The researchers also avoided direct stimulation of the hippocampus, believing that would be too close to the machinery of memory itself, like introducing a live wire into a computer’s motherboard.

“We chose the amygdala because of decades of research in rodents, showing that it interacts with several other memory structures in a modulatory role,” said co-first author Joseph Manns, Ph.D., associate professor of psychology. “We wanted to stimulate its endogenous function, which we think is to signal salience — something standing out — so that specific experiences are remembered in the future.”

In previous research, Manns had already found that electrical amygdala stimulation increases rodents’ ability to recognize images later. The human experiments were designed to closely resemble how his lab’s tests with rodents were set up.

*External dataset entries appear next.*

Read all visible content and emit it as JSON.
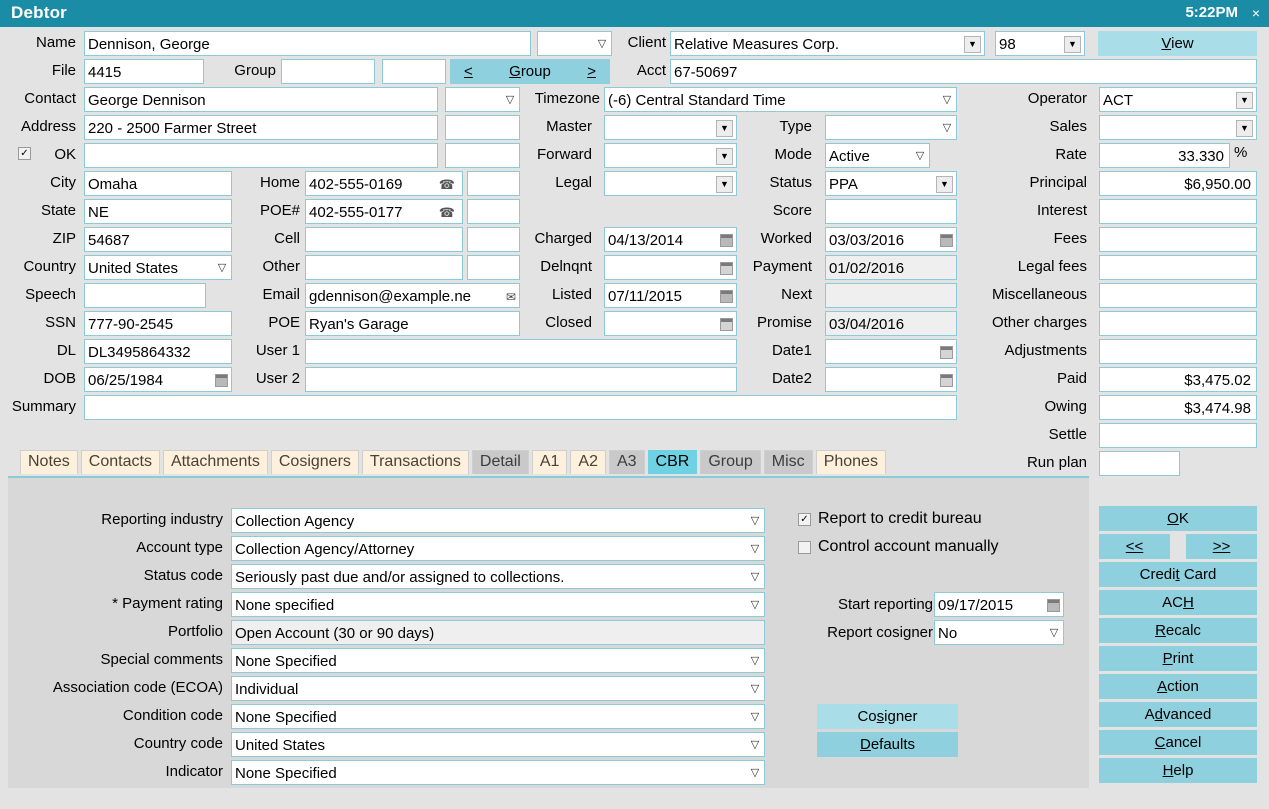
{
  "window": {
    "title": "Debtor",
    "clock": "5:22PM",
    "close": "×"
  },
  "header": {
    "labels": {
      "name": "Name",
      "file": "File",
      "group": "Group",
      "contact": "Contact",
      "address": "Address",
      "ok": "OK",
      "city": "City",
      "state": "State",
      "zip": "ZIP",
      "country": "Country",
      "speech": "Speech",
      "ssn": "SSN",
      "dl": "DL",
      "dob": "DOB",
      "summary": "Summary",
      "home": "Home",
      "poe_num": "POE#",
      "cell": "Cell",
      "other": "Other",
      "email": "Email",
      "poe": "POE",
      "user1": "User 1",
      "user2": "User 2",
      "timezone": "Timezone",
      "master": "Master",
      "forward": "Forward",
      "legal": "Legal",
      "charged": "Charged",
      "delnqnt": "Delnqnt",
      "listed": "Listed",
      "closed": "Closed",
      "client": "Client",
      "acct": "Acct",
      "type": "Type",
      "mode": "Mode",
      "status": "Status",
      "score": "Score",
      "worked": "Worked",
      "payment": "Payment",
      "next": "Next",
      "promise": "Promise",
      "date1": "Date1",
      "date2": "Date2",
      "operator": "Operator",
      "sales": "Sales",
      "rate": "Rate",
      "principal": "Principal",
      "interest": "Interest",
      "fees": "Fees",
      "legal_fees": "Legal fees",
      "miscellaneous": "Miscellaneous",
      "other_charges": "Other charges",
      "adjustments": "Adjustments",
      "paid": "Paid",
      "owing": "Owing",
      "settle": "Settle",
      "run_plan": "Run plan"
    },
    "values": {
      "name": "Dennison, George",
      "name_suffix": "",
      "file": "4415",
      "group": "",
      "group2": "",
      "contact": "George Dennison",
      "contact_combo": "",
      "address": "220 - 2500 Farmer Street",
      "address2": "",
      "address_side1": "",
      "address_side2": "",
      "city": "Omaha",
      "state": "NE",
      "zip": "54687",
      "country": "United States",
      "speech": "",
      "ssn": "777-90-2545",
      "dl": "DL3495864332",
      "dob": "06/25/1984",
      "summary": "",
      "home": "402-555-0169",
      "home_ext": "",
      "poe_num": "402-555-0177",
      "poe_num_ext": "",
      "cell": "",
      "cell_ext": "",
      "other": "",
      "other_ext": "",
      "email": "gdennison@example.ne",
      "poe": "Ryan's Garage",
      "user1": "",
      "user2": "",
      "timezone": "(-6) Central Standard Time",
      "master": "",
      "forward": "",
      "legal": "",
      "charged": "04/13/2014",
      "delnqnt": "",
      "listed": "07/11/2015",
      "closed": "",
      "client": "Relative Measures Corp.",
      "client_num": "98",
      "acct": "67-50697",
      "type": "",
      "mode": "Active",
      "status": "PPA",
      "score": "",
      "worked": "03/03/2016",
      "payment": "01/02/2016",
      "next": "",
      "promise": "03/04/2016",
      "date1": "",
      "date2": "",
      "operator": "ACT",
      "sales": "",
      "rate": "33.330",
      "rate_unit": "%",
      "principal": "$6,950.00",
      "interest": "",
      "fees": "",
      "legal_fees": "",
      "miscellaneous": "",
      "other_charges": "",
      "adjustments": "",
      "paid": "$3,475.02",
      "owing": "$3,474.98",
      "settle": "",
      "run_plan": ""
    },
    "ok_checked": true,
    "group_nav": {
      "prev": "<",
      "label": "Group",
      "next": ">"
    },
    "view_button": "View"
  },
  "tabs": [
    {
      "label": "Notes",
      "style": "cream",
      "active": false
    },
    {
      "label": "Contacts",
      "style": "cream",
      "active": false
    },
    {
      "label": "Attachments",
      "style": "cream",
      "active": false
    },
    {
      "label": "Cosigners",
      "style": "cream",
      "active": false
    },
    {
      "label": "Transactions",
      "style": "cream",
      "active": false
    },
    {
      "label": "Detail",
      "style": "gray",
      "active": false
    },
    {
      "label": "A1",
      "style": "cream",
      "active": false
    },
    {
      "label": "A2",
      "style": "cream",
      "active": false
    },
    {
      "label": "A3",
      "style": "gray",
      "active": false
    },
    {
      "label": "CBR",
      "style": "active",
      "active": true
    },
    {
      "label": "Group",
      "style": "gray",
      "active": false
    },
    {
      "label": "Misc",
      "style": "gray",
      "active": false
    },
    {
      "label": "Phones",
      "style": "cream",
      "active": false
    }
  ],
  "cbr": {
    "labels": {
      "reporting_industry": "Reporting industry",
      "account_type": "Account type",
      "status_code": "Status code",
      "payment_rating": "* Payment rating",
      "portfolio": "Portfolio",
      "special_comments": "Special comments",
      "association_code": "Association code (ECOA)",
      "condition_code": "Condition code",
      "country_code": "Country code",
      "indicator": "Indicator",
      "start_reporting": "Start reporting",
      "report_cosigner": "Report cosigner"
    },
    "values": {
      "reporting_industry": "Collection Agency",
      "account_type": "Collection Agency/Attorney",
      "status_code": "Seriously past due and/or assigned to collections.",
      "payment_rating": "None specified",
      "portfolio": "Open Account (30 or 90 days)",
      "special_comments": "None Specified",
      "association_code": "Individual",
      "condition_code": "None Specified",
      "country_code": "United States",
      "indicator": "None Specified",
      "start_reporting": "09/17/2015",
      "report_cosigner": "No"
    },
    "checkboxes": [
      {
        "label": "Report to credit bureau",
        "checked": true
      },
      {
        "label": "Control account manually",
        "checked": false
      }
    ],
    "cosigner_button": "Cosigner",
    "defaults_button": "Defaults"
  },
  "actions": {
    "ok": "OK",
    "prev": "<<",
    "next": ">>",
    "credit_card": "Credit Card",
    "ach": "ACH",
    "recalc": "Recalc",
    "print": "Print",
    "action": "Action",
    "advanced": "Advanced",
    "cancel": "Cancel",
    "help": "Help"
  },
  "colors": {
    "titlebar": "#1b8ca5",
    "accent": "#8ed0de",
    "accent_light": "#a9dde8",
    "tab_active": "#6fd2e3",
    "tab_cream": "#fdf0dc",
    "tab_gray": "#c9c9c9",
    "field_border": "#8ccad8",
    "window_bg": "#e3e3e3",
    "panel_bg": "#d8d8d8"
  },
  "icons": {
    "phone": "✆",
    "mail": "✉",
    "arrow_down": "▽",
    "arrow_down_solid": "▼",
    "check": "✓"
  }
}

During the experiment, the patients were shown 160 neutral objects (emotional faces were excluded, for example) and were asked to tell whether the objects belonged indoors or outdoors.

For half of the images, participants received stimulation for one second after each image disappeared from the screen. They were tested on half the stimulated images and half the unstimulated images immediately, and the other half the next day. A total of 40 new images were used as decoys. The effect of stimulation on immediate recognition was not statistically strong. However, the next day, the effects on stimulated images were clear.

“This makes sense because the amygdala is thought to be important for memory consolidation — making sure important events stick over time,” Manns says.